We all have favorite aspects of Long Island’s myriad villages and towns, from pristine natural wonders to historic homes and beloved businesses. What we love most, perhaps, is that there is always something new to discover. Famous for its stunning Atlantic Ocean views, beautiful boardwalk and distinct real estate districts, Long Beach is affectionately known as the City by the Sea, but less known, perhaps, is that the moniker is actually there, written in Latin, on the city’s official seal.
First incorporated as a village in 1913, the City of Long Beach was founded by politician and real estate developer William H. Reynolds in 1922. Reynolds, who also developed Bedford-Stuyvesant, Borough Park, Bensonhurst and South Brownsville in Brooklyn, was Long Beach’s first president.
Elephants from Coney Island’s Dreamland were used in a PR stunt to help build the 2.2 mile boardwalk in 1914. The elephants “helped” with the physical labor of hauling building materials.
Long Beach is one of only two cities on Long Island (sharing the distinction with Glen Cove).

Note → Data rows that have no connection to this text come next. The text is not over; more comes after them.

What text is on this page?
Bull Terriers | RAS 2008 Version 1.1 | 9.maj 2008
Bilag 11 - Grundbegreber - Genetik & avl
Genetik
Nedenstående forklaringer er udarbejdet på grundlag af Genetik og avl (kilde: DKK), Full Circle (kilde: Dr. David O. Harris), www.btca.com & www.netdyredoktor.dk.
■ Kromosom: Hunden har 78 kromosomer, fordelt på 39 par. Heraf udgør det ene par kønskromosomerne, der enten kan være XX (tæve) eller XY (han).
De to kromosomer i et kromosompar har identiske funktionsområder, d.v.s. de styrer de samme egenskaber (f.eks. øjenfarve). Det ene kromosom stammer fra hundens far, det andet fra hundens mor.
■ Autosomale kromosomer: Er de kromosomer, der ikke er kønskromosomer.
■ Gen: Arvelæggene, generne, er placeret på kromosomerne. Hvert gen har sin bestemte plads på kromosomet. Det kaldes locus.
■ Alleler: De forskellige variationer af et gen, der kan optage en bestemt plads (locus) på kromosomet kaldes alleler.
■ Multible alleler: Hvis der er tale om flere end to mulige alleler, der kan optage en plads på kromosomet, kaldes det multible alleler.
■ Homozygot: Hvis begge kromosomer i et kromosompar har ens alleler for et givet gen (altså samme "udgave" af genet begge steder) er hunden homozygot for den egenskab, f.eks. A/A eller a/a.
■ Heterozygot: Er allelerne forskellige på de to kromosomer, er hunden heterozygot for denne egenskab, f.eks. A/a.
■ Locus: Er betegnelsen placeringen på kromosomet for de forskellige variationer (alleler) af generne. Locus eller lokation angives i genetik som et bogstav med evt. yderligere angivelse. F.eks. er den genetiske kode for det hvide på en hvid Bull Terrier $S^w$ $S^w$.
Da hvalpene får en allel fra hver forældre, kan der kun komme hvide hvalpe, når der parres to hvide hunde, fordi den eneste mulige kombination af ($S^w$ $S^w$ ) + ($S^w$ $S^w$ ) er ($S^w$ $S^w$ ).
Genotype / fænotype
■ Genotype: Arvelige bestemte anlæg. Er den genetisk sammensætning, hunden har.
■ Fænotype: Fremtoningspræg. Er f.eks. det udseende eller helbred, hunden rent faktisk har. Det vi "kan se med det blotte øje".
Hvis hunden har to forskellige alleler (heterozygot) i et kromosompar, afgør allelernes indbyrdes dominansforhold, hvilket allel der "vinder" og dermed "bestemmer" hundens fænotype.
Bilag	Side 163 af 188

Legendary dancers Vernon and Irene Castle, who are known for reviving popular modern dance, opened the Long Beach nightclub Castles by the Sea in 1914. Tragically, Vernon would not get to enjoy Castles by the Sea for very long—after enlisting in World War I, Vernon was killed while piloting a plane in Texas in 1918.

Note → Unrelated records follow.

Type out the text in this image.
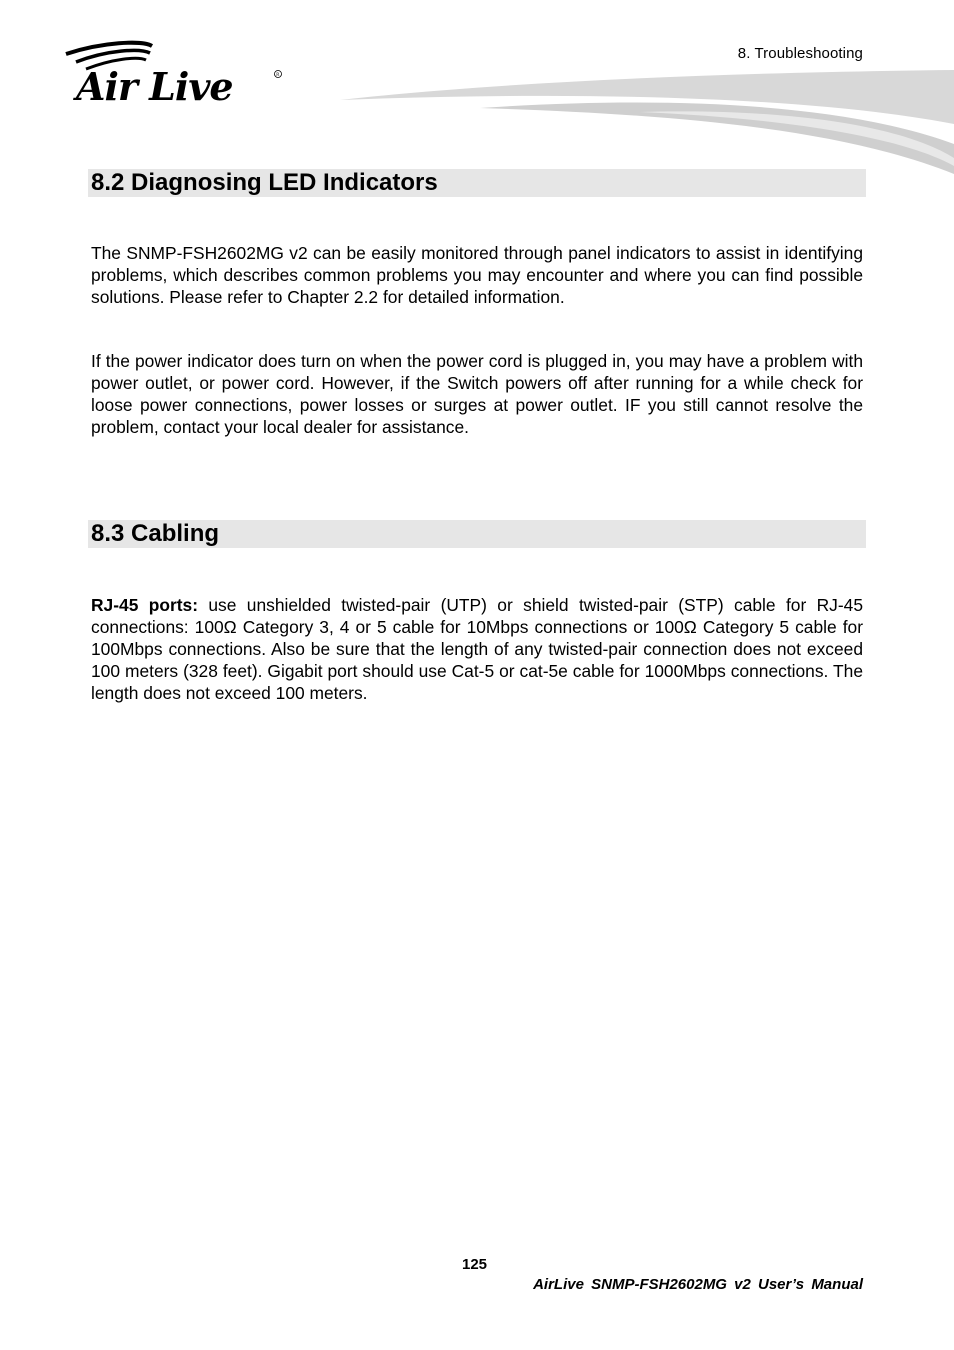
Air Live	R
8. Troubleshooting
8.2 Diagnosing LED Indicators

The SNMP-FSH2602MG v2 can be easily monitored through panel indicators to assist in identifying problems, which describes common problems you may encounter and where you can find possible solutions. Please refer to Chapter 2.2 for detailed information.

If the power indicator does turn on when the power cord is plugged in, you may have a problem with power outlet, or power cord. However, if the Switch powers off after running for a while check for loose power connections, power losses or surges at power outlet. IF you still cannot resolve the problem, contact your local dealer for assistance.

8.3 Cabling

RJ-45 ports: use unshielded twisted-pair (UTP) or shield twisted-pair (STP) cable for RJ-45 connections: 100Ω Category 3, 4 or 5 cable for 10Mbps connections or 100Ω Category 5 cable for 100Mbps connections. Also be sure that the length of any twisted-pair connection does not exceed 100 meters (328 feet). Gigabit port should use Cat-5 or cat-5e cable for 1000Mbps connections. The length does not exceed 100 meters.

125
AirLive SNMP-FSH2602MG v2 User’s Manual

The Rockaway Indians were the original inhabitants of the Long Beach barrier island.
Bayman Davenport Wright built the first house on the barrier island, in 1869. The first neighborhood, the Estates, went up in 1908.
The fictional Corleone compound from The Godfather was located in Long Beach, although the house shot in the movie was on Staten Island. Ironically, one of the editors of the Oscar-winning 1972 film was named William Henry Reynolds.
When the 1,100-foot-long Long Beach Hotel was built in 1880, it was the largest in the world.
Rock icon Joan Jett—a longtime resident of Rockville Centre and Long Beach—may have filmed the music video for 2006’s “Change the World” on the boardwalk, but she should be better known for her heroic act there in 1985 after hearing a mother’s cries for help. “She said, ‘My kid is drowning! I can’t find my kid,’” Jett told the Los Angeles Times about the day she saved a little boy from drowning in the Atlantic Ocean surf after. “I looked around and I saw where he was. So I ran in the water with my clothes on—you don’t think about that kind of stuff—and got him from about a half-foot under water.”
Celebrities who have called Long Beach home include Billy Crystal, Derek Jeter, John Barrymore, Humphrey Bogart, James Cagney and Chuck Close.
As you take a Long Beach Historical & Preservation Society tour of the historical homes, you’ll notice hundreds of bricks donated by Long Beach locals, making up the Heritage Walk.